2007 - Lady Jane - Réalisation Robert Guéduiguian

Tournage 26-2 au 21-4-2007 - Scénario Jean-Louis Milesi et Robert Guédiguian - Directeur photo Pierre Milon - Montage Bernard Sasia - Montage son Valérie Meffre, Bruno Ghariani - Mixage Gérard Lamps - Décor Michel Vandestien - Assistant réalisateur Arnaud Dommerc - Son Laurent Lafran - Directeur de prod Malek Hamzaoui - Production Agat Films ; France 3 cinéma - Distribution Diaphana Films - Sortie Paris 09-04-2008 - 1h42
Film présenté en compétition officielle au 58ème Festival de Berlin en 2008.



Avec Ariane Ascaride (Muriel), Jean-Pierre Darroussin (François) et Gérard Meylan (René), Yann Tregouët (le jeune homme) et avec Frédérique Bonnal (Charlotte, la femme de François), Jacques Boudet (Henri) , Pascale Roberts (Solange), Pascal Cervo (le lieutenant), Giuseppe Selimo (Martin, le fils de Muriel), Anna Otsby (Marly), Pierre Banderet (le patron du bistrot), Jacques Reboud (l'homme du train), Christine Brücher (la prostitiuée)



Le sujet : Trois amis d'enfance, après qu'un de leurs cambriolages eut mal tourné, décident de se ranger des voitures et de ne plus se fréquenter. Mais le jour où le fils de Muriel est enlevé, les trois amis reprennent contact pour réunir la rançon exigée par les ravisseurs...

Notes : * Le titre de ce film fait référence à une chanson des Rolling Stones (1966). Depuis l'utilisation de Summertime de Janis Joplin dans La ville est tranquille, on connaît l'amour du réalisateur pour le rock des années 60...

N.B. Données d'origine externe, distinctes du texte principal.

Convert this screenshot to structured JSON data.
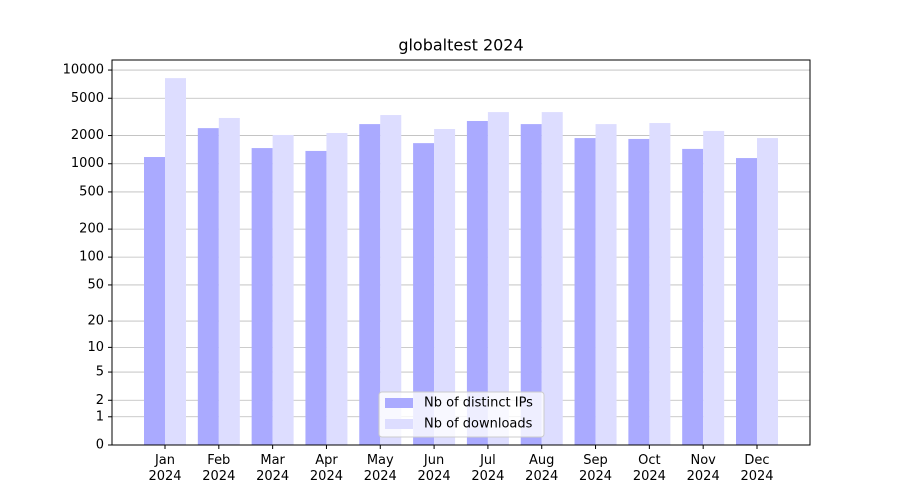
{
  "chart_data": {
    "type": "bar",
    "title": "globaltest 2024",
    "scale": "log1p",
    "grid": true,
    "legend": "lower center",
    "categories": [
      "Jan\n2024",
      "Feb\n2024",
      "Mar\n2024",
      "Apr\n2024",
      "May\n2024",
      "Jun\n2024",
      "Jul\n2024",
      "Aug\n2024",
      "Sep\n2024",
      "Oct\n2024",
      "Nov\n2024",
      "Dec\n2024"
    ],
    "series": [
      {
        "name": "Nb of distinct IPs",
        "color": "#aaaaff",
        "values": [
          1180,
          2400,
          1470,
          1370,
          2650,
          1660,
          2860,
          2650,
          1880,
          1840,
          1440,
          1150
        ]
      },
      {
        "name": "Nb of downloads",
        "color": "#ddddff",
        "values": [
          8200,
          3080,
          2030,
          2130,
          3310,
          2350,
          3560,
          3560,
          2650,
          2720,
          2240,
          1880
        ]
      }
    ],
    "ylim": [
      0,
      12800
    ],
    "yticks": [
      0,
      1,
      2,
      5,
      10,
      20,
      50,
      100,
      200,
      500,
      1000,
      2000,
      5000,
      10000
    ]
  }
}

* Le thème principal du film est la vengeance. Robert Guédiguian donne ce son point de vue sur ce sentiment : "Il faut faire un effort pour ne pas vouloir se venger, l'être humain est " naturellement " structuré comme ça. Si les individus ne peuvent pas se départir de ce sentiment-là, il faut au moins que les instances collectives s'en départissent de manière définitive. Ce qui est terrible, c'est la vengeance collective, la vengeance d'Etat. C'est pour cela que je montre une courte séquence documentaire télévisée sur Israël... En même temps, il y a des histoires de vengeance politique que j'aime beaucoup. Les Arméniens qui sont allés tuer les responsables turcs qui les avaient massacrés, ou les Juifs qui sont allés chercher les anciens Nazis en Bolivie et qui les ont pourchassé sans cesse en dehors de toute légalité, ça me plait, je trouve ça juste. Je suis de tout coeur avec eux, mais du point de vue de la raison, je suis totalement contre. Je me sens très ambivalent. Cela doit venir de mes origines : j'ai du sang arménien par mon père, et allemand par ma mère. " Génocidé " d'un côté, génocidaire de l'autre..."

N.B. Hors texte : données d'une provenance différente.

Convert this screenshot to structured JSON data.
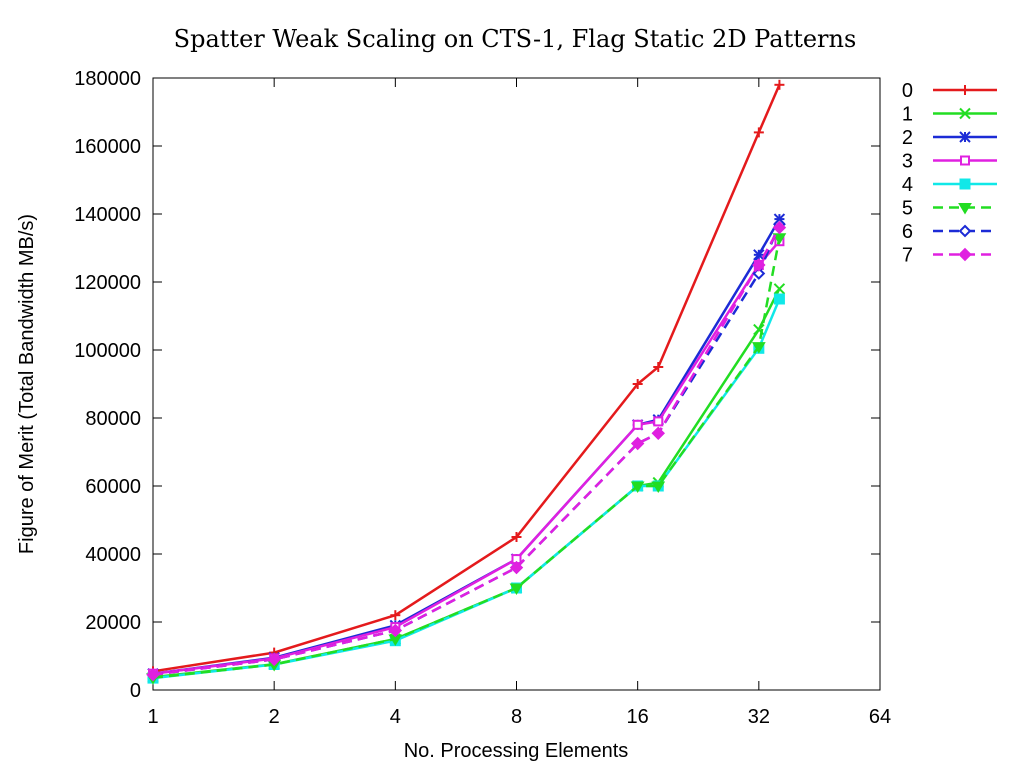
{
  "chart_data": {
    "type": "line",
    "title": "Spatter Weak Scaling on CTS-1, Flag Static 2D Patterns",
    "xlabel": "No. Processing Elements",
    "ylabel": "Figure of Merit (Total Bandwidth MB/s)",
    "xscale": "log2",
    "xlim": [
      1,
      64
    ],
    "ylim": [
      0,
      180000
    ],
    "xticks": [
      1,
      2,
      4,
      8,
      16,
      32,
      64
    ],
    "xtick_labels": [
      "1",
      "2",
      "4",
      "8",
      "16",
      "32",
      "64"
    ],
    "yticks": [
      0,
      20000,
      40000,
      60000,
      80000,
      100000,
      120000,
      140000,
      160000,
      180000
    ],
    "ytick_labels": [
      "0",
      "20000",
      "40000",
      "60000",
      "80000",
      "100000",
      "120000",
      "140000",
      "160000",
      "180000"
    ],
    "grid": false,
    "legend_position": "right-outside-top",
    "x": [
      1,
      2,
      4,
      8,
      16,
      18,
      32,
      36
    ],
    "series": [
      {
        "name": "0",
        "color": "#e41a1c",
        "dash": "solid",
        "marker": "plus",
        "values": [
          5500,
          11000,
          22000,
          45000,
          90000,
          95000,
          164000,
          178000
        ]
      },
      {
        "name": "1",
        "color": "#22dd22",
        "dash": "solid",
        "marker": "x",
        "values": [
          3800,
          7600,
          15000,
          30000,
          60000,
          61000,
          106000,
          118000
        ]
      },
      {
        "name": "2",
        "color": "#1c2bd6",
        "dash": "solid",
        "marker": "star",
        "values": [
          4800,
          9500,
          19000,
          38500,
          78000,
          79500,
          128000,
          138500
        ]
      },
      {
        "name": "3",
        "color": "#e020e0",
        "dash": "solid",
        "marker": "square-open",
        "values": [
          4800,
          9300,
          18500,
          38500,
          78000,
          79000,
          125000,
          132000
        ]
      },
      {
        "name": "4",
        "color": "#10e8e8",
        "dash": "solid",
        "marker": "square-filled",
        "values": [
          3500,
          7500,
          14500,
          30000,
          60000,
          60000,
          100500,
          115000
        ]
      },
      {
        "name": "5",
        "color": "#22dd22",
        "dash": "dashed",
        "marker": "triangle-down",
        "values": [
          3600,
          7500,
          15000,
          30000,
          60000,
          60000,
          101000,
          133000
        ]
      },
      {
        "name": "6",
        "color": "#1c2bd6",
        "dash": "dashed",
        "marker": "diamond-open",
        "values": [
          4500,
          9000,
          17500,
          36000,
          72500,
          75500,
          122500,
          137000
        ]
      },
      {
        "name": "7",
        "color": "#e020e0",
        "dash": "dashed",
        "marker": "diamond-filled",
        "values": [
          4500,
          9000,
          17500,
          36000,
          72500,
          75500,
          125000,
          136000
        ]
      }
    ]
  }
}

* Avec Lady Jane, Robert Guédiguian signe un vrai polar, genre qui était déjà une des composantes de son précédent film, Le Voyage en Arménie. Le cinéaste explique ce qui le séduit : "C'est que "ça fonctionne" comme disait Brecht. Même dans les mauvais polars, quoi qu'il arrive, on va jusqu'au bout, on veut savoir, on ne descend pas du train. Il y a au départ un noeud inextricable, qui se dénoue à la fin du film. C'est une technique de récit qui m'a toujours intéressé. Ecrire quelque chose qui "fonctionne" de la première image à la dernière." Avouant préférant les polars au cinéma que dans la littérature, il confie : "j'aime beaucoup les films noirs américains. Et les polars à la française des années 60, avec Gabin vieux. Ceux où le gangster file un pyjama à son copain pour qu'il passe la nuit chez lui, après avoir mangé des rillettes et bu un coup de rouge..."

* Une des scènes-clés de Lady Jane est le meurtre d'un enfant (qui intervient tôt dans le film). Concernant la représentation de la violence, Robert Guédiguian explique sa démarche : "Dans ce cas précis, la référence, pour moi, c'est la tragédie grecque, plus que le polar. Pour créer une catharsis, et permettre au spectateur de se défaire de sentiments négatifs, je voulais choquer, sans complaisance. Je crois que c'est une affaire de découpage, de montage, de durée des plans. Le meurtre de l'enfant est le pivot de mon film. Je voulais que ça saigne, que l'on voit la balle dans le front, avec des plans très courts. Techniquement, c'est passionnant à mettre en place. De plus en plus, je me dis que la mise en scène consiste à résoudre ce type de questions très concrètes, très précises."

* Réalisateur engagé, Robert Guédiguian explique que sa façon même de faire des films a une dimension politique : "Continuer à filmer mes trois acteurs, Ariane Ascaride, Jean-Pierre Darroussin et Gérard Meylan, est un acte de résistance. Même si j'ai adoré filmer Michel Bouquet ou mon vieil acteur arménien dans mes deux films précédents, je ne peux pas rester longtemps sans retrouver ce trio. C'est l'idée d'un collectif possible. Un collectif microscopique, mais un collectif quand même. Un collectif de gens qui fabriquent des films ensemble depuis des années, et qui continuent. Plus largement, je prêche par l'exemple avec ma société Agat Films- Ex Nihilo, une des plus fortes entreprises indépendantes, en terme de quantité de films, de chiffres d'affaires. C'est un communisme de bande ! Et ça marche..."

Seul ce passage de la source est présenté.